NVIDIA / Deep-Learning-Accelerator-SW

NVIDIA DLA-SW, the recipes and tools for running deep learning workloads on NVIDIA DLA cores for inference applications.
Other
181 stars 15 forks source link

Need more DLA samples #1

Closed ram-cherukuri closed 1 year ago

ram-cherukuri commented 1 year ago

Please use this as a forum to tell us what types of samples would be most useful to you for leveraging DLA effectively in your application development. We will try our best to address the requests.

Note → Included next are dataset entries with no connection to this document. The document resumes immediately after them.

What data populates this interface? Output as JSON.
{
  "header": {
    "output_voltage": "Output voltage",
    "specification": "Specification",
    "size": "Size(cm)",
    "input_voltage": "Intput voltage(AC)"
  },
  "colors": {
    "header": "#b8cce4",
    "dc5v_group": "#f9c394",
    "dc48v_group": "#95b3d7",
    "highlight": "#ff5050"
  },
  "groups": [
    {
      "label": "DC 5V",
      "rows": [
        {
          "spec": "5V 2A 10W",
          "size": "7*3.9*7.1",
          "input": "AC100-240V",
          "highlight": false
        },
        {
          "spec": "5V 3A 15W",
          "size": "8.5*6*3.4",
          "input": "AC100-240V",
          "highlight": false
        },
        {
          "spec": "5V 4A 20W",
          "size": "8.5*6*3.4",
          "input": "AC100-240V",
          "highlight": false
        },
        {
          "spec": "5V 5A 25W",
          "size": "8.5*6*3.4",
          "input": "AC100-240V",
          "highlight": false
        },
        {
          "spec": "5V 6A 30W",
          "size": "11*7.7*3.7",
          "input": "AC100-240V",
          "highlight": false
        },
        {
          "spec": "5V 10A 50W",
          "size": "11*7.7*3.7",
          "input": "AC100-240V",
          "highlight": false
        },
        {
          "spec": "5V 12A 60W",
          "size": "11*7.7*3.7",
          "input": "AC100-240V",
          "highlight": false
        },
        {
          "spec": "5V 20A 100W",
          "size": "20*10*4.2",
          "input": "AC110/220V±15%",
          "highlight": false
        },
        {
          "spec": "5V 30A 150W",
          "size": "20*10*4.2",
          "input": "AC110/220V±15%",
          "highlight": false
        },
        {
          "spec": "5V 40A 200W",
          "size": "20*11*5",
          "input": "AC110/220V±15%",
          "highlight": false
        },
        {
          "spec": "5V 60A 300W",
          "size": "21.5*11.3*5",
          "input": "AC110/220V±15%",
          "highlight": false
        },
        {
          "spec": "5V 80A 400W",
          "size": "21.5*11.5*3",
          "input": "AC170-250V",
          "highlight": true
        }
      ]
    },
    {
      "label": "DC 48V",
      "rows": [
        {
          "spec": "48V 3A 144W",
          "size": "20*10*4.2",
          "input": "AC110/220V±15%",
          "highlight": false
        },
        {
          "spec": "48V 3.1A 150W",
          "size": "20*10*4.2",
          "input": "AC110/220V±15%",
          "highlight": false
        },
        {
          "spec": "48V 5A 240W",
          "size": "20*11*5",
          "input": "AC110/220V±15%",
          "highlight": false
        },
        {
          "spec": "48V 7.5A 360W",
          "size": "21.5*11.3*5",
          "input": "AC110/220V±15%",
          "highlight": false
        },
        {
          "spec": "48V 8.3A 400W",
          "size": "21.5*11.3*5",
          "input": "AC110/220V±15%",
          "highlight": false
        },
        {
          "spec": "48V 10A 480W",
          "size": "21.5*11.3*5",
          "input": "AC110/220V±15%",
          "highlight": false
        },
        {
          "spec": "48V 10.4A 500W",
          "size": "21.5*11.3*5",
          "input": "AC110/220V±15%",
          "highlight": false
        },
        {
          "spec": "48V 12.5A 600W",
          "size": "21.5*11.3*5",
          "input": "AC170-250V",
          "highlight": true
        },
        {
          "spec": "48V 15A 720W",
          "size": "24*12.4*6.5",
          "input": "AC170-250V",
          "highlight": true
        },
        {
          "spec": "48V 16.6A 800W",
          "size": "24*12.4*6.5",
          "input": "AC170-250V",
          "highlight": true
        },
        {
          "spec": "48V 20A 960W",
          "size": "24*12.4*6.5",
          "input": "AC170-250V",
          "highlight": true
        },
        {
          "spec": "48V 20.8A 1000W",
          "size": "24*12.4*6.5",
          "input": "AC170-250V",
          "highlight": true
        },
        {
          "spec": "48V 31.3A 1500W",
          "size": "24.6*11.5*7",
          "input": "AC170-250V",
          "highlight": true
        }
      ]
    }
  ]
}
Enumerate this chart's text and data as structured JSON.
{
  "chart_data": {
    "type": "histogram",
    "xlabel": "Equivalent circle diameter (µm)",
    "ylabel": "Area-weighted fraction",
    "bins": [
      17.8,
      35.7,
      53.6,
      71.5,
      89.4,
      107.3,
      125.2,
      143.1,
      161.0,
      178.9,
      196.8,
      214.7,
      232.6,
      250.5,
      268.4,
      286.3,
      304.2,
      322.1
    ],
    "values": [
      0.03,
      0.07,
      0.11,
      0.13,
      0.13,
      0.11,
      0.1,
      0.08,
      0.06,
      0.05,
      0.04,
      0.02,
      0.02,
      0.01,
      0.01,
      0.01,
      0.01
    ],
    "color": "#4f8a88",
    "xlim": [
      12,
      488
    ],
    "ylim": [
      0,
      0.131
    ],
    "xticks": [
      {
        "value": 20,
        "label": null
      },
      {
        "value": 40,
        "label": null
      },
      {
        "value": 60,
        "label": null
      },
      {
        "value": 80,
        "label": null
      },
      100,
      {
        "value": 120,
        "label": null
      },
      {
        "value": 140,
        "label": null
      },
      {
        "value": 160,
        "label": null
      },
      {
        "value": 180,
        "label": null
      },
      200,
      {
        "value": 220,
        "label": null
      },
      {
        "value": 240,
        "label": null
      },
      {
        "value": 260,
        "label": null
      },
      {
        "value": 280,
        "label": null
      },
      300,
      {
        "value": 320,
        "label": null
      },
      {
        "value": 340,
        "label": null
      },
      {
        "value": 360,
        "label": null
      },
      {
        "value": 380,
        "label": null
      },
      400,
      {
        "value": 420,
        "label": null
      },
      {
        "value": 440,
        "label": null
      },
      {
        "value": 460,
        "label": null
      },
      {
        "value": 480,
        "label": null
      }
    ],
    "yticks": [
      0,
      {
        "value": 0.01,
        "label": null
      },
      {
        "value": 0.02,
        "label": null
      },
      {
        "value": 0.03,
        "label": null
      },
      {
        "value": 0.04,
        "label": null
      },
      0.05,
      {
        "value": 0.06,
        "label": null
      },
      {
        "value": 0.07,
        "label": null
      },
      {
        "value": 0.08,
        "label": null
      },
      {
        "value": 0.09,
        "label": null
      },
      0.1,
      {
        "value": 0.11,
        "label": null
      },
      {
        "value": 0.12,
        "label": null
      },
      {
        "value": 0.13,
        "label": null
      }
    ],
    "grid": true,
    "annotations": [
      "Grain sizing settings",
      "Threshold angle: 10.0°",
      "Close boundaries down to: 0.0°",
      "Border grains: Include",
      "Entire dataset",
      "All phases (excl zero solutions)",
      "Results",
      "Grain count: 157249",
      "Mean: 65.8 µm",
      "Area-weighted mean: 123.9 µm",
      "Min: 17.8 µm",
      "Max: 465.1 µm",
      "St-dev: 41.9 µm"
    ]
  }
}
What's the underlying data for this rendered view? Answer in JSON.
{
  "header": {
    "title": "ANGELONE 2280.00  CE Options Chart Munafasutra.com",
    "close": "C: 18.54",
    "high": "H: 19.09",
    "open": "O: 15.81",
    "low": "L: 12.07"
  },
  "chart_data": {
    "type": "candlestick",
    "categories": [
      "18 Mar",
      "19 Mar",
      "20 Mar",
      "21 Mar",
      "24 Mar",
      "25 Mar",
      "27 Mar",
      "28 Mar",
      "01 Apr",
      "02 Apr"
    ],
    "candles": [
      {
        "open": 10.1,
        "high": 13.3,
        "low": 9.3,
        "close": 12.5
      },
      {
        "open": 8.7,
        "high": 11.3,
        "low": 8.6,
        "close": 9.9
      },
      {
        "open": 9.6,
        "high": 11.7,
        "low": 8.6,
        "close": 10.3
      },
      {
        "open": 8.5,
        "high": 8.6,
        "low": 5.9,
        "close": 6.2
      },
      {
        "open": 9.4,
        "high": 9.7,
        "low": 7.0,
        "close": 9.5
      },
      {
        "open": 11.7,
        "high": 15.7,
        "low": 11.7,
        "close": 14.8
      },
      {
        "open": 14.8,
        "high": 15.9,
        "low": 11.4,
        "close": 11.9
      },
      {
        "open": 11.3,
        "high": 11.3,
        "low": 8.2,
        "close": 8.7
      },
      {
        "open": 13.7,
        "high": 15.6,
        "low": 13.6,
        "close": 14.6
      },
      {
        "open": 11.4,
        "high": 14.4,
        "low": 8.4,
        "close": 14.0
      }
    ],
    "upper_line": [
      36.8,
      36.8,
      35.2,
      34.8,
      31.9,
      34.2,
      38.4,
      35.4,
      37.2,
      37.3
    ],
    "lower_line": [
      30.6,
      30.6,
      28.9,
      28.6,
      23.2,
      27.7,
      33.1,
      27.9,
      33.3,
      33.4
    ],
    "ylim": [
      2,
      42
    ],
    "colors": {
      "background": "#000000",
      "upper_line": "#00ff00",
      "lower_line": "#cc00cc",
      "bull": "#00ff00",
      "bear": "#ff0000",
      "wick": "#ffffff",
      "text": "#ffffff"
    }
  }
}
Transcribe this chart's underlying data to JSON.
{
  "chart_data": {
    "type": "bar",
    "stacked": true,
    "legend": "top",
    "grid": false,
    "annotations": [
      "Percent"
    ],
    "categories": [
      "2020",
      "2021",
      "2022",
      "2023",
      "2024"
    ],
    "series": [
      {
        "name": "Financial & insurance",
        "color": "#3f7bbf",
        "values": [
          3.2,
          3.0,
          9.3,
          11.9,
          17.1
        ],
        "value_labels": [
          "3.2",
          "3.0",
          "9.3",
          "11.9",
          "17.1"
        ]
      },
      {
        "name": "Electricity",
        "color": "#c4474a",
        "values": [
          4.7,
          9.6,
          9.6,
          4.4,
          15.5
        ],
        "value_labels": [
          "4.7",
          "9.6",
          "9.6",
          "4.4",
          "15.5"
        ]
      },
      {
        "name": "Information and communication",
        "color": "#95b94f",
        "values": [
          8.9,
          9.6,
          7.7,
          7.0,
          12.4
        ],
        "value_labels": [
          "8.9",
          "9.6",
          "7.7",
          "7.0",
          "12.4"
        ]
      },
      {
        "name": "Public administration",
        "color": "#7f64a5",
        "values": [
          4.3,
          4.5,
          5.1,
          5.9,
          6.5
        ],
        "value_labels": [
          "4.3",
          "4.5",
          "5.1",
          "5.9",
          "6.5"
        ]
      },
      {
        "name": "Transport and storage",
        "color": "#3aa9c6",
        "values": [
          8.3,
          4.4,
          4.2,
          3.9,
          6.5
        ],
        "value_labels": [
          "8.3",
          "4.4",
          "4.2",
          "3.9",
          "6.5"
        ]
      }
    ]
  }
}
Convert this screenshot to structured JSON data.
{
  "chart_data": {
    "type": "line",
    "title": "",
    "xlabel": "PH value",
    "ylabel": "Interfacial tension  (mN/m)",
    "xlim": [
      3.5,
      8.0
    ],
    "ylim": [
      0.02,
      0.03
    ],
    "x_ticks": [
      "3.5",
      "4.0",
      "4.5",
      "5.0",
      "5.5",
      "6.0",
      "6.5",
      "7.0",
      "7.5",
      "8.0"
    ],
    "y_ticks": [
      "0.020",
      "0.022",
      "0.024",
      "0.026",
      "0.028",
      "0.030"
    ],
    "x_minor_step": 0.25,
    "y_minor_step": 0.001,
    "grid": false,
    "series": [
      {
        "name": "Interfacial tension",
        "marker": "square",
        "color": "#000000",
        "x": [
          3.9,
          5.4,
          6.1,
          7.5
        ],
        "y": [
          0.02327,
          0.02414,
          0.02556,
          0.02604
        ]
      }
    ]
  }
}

DzAvril commented 1 year ago

This is great! I am learning to program dla with cudla in standalone mode by cuda samples cuDLAStandaloneMode. The loadable bin is created by tensorrt with cmd: trtexec --deploy=/usr/src/tensorrt/data/resnet50/ResNet50_N2.prototxt --model=/usr/src/tensorrt/data/resnet50/ResNet50_fp32.caffemodel --output=fc1000 --useDLACore=0 --int8 --memPoolSize=dlaSRAM:1 --inputIOFormats=int8:chw --outputIOFormats=int8:chw --saveEngine=./resnet_50_int8_chw.bin --buildOnly --safe The dtype of inputs and outputs of loadable bin are int8 and the original mode's are fp32. In the sample mentioned above, there is no code about how to pre-process the fp32 input to int8 and post-process the int8 output to float32. So, can you post a sample to demonstrate how to process fp32 input fed to dla int8 model?